Las tensiones entre Estados Unidos y Venezuela están aumentando en medio de una gran concentración naval estadounidense en el sur del Caribe y aguas cercanas, que según funcionarios estadounidenses tiene como objetivo abordar las amenazas de los cárteles de la droga latinoamericanos, informa Reuters.
Donald Trump ha hecho de la lucha contra los cárteles de la droga un objetivo central de su administración, parte de un esfuerzo más amplio para limitar la migración y asegurar la frontera sur de Estados Unidos. Si bien los barcos de la Guardia Costera y la Armada de Estados Unidos. operan regularmente en el Caribe Sur, esta acumulación es significativamente mayor que los despliegues habituales en la región, advierte la agencia de noticias.
Un funcionario estadounidense, que prefirió mantener su nombre en reserva, dijo este jueves que siete buques de guerra estadounidenses, junto con un submarino de ataque rápido de propulsión nuclear, estaban en la región o se esperaba que estuvieran allí la próxima semana.
El presidente venezolano, Nicolás Maduro, denunció las medidas. El miércoles dijo que Estados Unidos amenaza la seguridad regional con el envío de un submarino nuclear al Caribe, lo que, según dijo, constituye una violación del Tratado de Tlatelolco de 1967, que declaró a América Latina y el Caribe como zonas libres de armas nucleares.

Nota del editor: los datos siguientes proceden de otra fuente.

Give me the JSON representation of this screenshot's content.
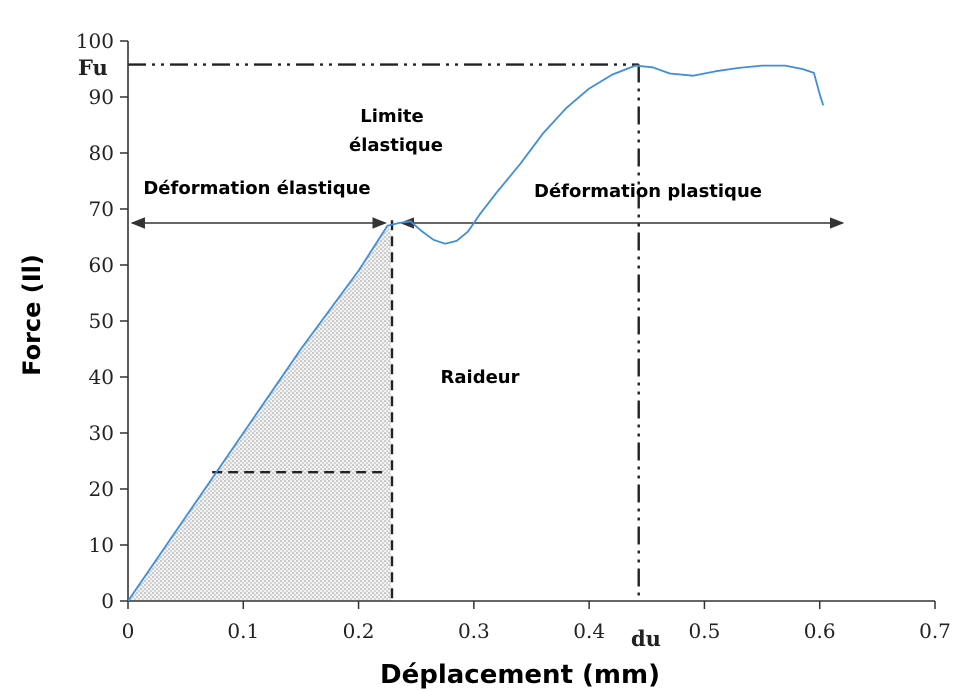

No está claro cuál será exactamente su misión, pero la administración Trump ha dicho que ahora puede utilizar al ejército para perseguir a los cárteles de la droga y a los grupos criminales y ha ordenado al Pentágono que prepare opciones.
Parte de esa acumulación es el USS San Antonio, el USS Iwo Jima y el USS Fort Lauderdale. Los barcos transportan a 4.500 miembros del servicio, incluidos 2.200 marines, dijeron fuentes a Reuters.
El ejército estadounidense también ha estado volando aviones espía P-8 en la región para recopilar información de inteligencia, dijeron funcionarios, aunque han operado en aguas internacionales.
«Nuestra diplomacia no es la diplomacia de los cañones, de las amenazas, porque el mundo no puede ser el mundo de hace 100 años», dijo Maduro, cuyo gobierno informó la semana pasada que enviaría 15.000 tropas a los estados a lo largo de su frontera occidental con Colombia para combatir a los grupos narcotraficantes.
Maduro también ha convocado a grupos de defensa civil a entrenarse cada viernes y sábado.